I normally don’t link to People magazine

I normally don’t link to People magazine August 23, 2016

IMHO, People is to journalism what Twilight is to literature.  But when you’re trying to find mainstream coverage of a story about the possible dark side of our modern sex culture, sometimes you have to compromise a little.  The media tends to guard rather jealously the idea that our modern sexual norms are all happy and wonderful and never the cause of problems or harm.

I’ve often wondered if that’s why it took the MSM so long to jump on the whole human trafficking problem.  I’ve known of the human trafficking issue for decades.  Churches were talking about it when I first walked into the faith in the early 90s.  Even today, the press doesn’t give it the same emphasis you’d think it would, even if it has finally started to cover the crisis.  And yet, since the majority reason for the modern slave trade is the international sex industry, I wonder if that’s the reason.  Makes me wonder.  Don’t think I don’t.

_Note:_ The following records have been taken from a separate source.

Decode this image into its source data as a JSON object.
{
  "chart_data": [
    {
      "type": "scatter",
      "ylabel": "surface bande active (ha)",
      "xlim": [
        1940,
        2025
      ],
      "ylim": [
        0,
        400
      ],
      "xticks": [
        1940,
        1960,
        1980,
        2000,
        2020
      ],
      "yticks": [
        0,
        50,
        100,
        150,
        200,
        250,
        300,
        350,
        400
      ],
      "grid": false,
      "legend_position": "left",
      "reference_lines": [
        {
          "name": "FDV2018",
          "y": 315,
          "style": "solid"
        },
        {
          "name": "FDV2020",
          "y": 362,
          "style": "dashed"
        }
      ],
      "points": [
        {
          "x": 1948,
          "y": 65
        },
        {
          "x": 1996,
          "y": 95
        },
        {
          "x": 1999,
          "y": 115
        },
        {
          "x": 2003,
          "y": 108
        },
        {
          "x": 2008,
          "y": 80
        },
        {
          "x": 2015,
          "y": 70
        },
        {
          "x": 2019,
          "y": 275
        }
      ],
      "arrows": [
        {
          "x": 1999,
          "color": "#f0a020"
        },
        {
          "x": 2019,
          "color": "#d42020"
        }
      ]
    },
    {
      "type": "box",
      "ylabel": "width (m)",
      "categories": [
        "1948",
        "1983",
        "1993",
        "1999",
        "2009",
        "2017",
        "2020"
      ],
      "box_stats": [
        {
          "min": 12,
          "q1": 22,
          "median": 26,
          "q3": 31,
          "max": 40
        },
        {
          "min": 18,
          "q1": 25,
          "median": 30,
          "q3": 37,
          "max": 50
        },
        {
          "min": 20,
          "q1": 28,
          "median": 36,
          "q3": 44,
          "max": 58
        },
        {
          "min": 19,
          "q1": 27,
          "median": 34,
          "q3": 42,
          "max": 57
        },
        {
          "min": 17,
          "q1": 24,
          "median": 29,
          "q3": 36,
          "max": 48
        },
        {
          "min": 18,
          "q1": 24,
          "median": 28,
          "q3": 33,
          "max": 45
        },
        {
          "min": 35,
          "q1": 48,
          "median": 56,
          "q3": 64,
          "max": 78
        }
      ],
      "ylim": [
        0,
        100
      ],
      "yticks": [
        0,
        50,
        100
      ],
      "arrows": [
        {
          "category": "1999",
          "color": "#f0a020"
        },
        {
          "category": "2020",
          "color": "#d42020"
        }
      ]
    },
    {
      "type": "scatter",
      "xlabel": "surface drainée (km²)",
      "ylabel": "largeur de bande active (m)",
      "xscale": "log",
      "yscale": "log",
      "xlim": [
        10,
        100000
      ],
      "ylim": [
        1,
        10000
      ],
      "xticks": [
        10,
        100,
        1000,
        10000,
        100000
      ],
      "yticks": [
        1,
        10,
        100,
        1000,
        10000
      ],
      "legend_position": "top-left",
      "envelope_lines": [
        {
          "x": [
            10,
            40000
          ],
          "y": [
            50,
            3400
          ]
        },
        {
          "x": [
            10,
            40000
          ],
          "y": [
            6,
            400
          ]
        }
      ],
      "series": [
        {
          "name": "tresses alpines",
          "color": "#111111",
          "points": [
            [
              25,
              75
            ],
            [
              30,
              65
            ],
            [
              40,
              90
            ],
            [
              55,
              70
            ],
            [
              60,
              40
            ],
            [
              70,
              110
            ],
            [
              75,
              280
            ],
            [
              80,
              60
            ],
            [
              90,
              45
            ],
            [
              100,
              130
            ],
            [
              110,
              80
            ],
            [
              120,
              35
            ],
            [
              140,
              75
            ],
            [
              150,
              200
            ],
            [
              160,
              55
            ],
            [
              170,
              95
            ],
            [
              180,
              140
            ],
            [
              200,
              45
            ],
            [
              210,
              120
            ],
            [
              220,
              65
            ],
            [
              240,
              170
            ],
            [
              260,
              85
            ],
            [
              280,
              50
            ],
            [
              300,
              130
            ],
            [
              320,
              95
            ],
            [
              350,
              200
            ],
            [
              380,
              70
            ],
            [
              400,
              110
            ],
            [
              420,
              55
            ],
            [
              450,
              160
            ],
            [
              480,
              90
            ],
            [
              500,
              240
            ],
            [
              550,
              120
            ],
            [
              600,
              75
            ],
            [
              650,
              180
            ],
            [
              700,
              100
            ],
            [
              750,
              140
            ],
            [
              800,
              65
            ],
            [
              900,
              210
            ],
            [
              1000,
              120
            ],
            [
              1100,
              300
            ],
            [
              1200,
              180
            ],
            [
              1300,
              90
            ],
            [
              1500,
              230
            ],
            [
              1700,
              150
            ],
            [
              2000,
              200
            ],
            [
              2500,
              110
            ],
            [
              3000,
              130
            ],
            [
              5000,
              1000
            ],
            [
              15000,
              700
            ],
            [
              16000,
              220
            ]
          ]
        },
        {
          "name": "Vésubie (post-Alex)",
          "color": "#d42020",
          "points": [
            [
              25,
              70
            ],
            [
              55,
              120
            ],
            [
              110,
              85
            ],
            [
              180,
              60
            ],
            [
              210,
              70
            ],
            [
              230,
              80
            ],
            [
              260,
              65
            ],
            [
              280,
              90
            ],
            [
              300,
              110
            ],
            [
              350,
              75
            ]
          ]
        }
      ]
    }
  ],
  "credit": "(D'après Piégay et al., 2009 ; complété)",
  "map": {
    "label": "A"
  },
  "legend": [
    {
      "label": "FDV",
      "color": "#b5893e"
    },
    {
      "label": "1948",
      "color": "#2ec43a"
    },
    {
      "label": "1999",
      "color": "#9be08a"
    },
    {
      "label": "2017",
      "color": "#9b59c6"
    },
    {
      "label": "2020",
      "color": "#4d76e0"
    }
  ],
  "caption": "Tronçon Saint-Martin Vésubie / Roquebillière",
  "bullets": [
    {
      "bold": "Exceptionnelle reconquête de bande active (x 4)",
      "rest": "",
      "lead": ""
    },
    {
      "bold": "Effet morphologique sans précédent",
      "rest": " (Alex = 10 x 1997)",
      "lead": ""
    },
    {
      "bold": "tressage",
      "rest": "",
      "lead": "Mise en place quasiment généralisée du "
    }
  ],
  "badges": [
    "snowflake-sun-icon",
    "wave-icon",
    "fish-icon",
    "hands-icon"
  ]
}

Same with other issues.  STDs, AIDS, the emotional and psychological problems that can accompany the whole sex and drugs culture, the possible burden on society, healthcare costs: these things seldom find there way into stories where the MSM actually suggests ‘this is bad and maybe it’s because of that sex norms we endorse today.’

So when the story of Elizabeth Smart talking about her captor’s addiction to pornography made the religious rounds, I did what I usually do.  I went to find MSM versions of the story.  Not because I don’t trust religious publications.  I just know the first defense of ideologists is to attack any publication as biased if it is founded on beliefs contrary to those of the ideologist.  Finding a similar NYT or CNN version eliminates that first objection.

But alas, I couldn’t find it.  There might be some stories out there, but the best I could come up with was some FOX affiliates (no good), and a couple conservative or religious publications.  It wasn’t until I stumbled across this People article that I found a story headline emphasizing the link between her captor’s porn addiction and her increased sufferings.

Not that the media never, ever talks about such things.  Sure they do.  In the media’s fashion.  That is, if it isn’t something the media wants to dwell on, if it must do so at all, it will mention it, run a story, publish it, and then move on.  It won’t be like the stories the media wants to talk about, say the Transgender bathroom issue or the cases of unarmed black men killed by police.  Those will enjoy days and weeks and months – sometimes even years – of headlines, debates, discussion, analysis, specials, all centered around finding the causes and solutions, drawing links towards what to blame, and seeking resolution for the problems at hand.

In the case of anything to do with the modern sex codes, however, don’t expect the same.  No matter how many millions in the world are bought and sold as slaves to sustain it, no matter how many tens of millions suffer or die, no matter what the possible negative impact on society as a whole, if you can get a brief story on an internet venue tucked nicely behind the fourth page of the grocery ads, you’ll be doing good.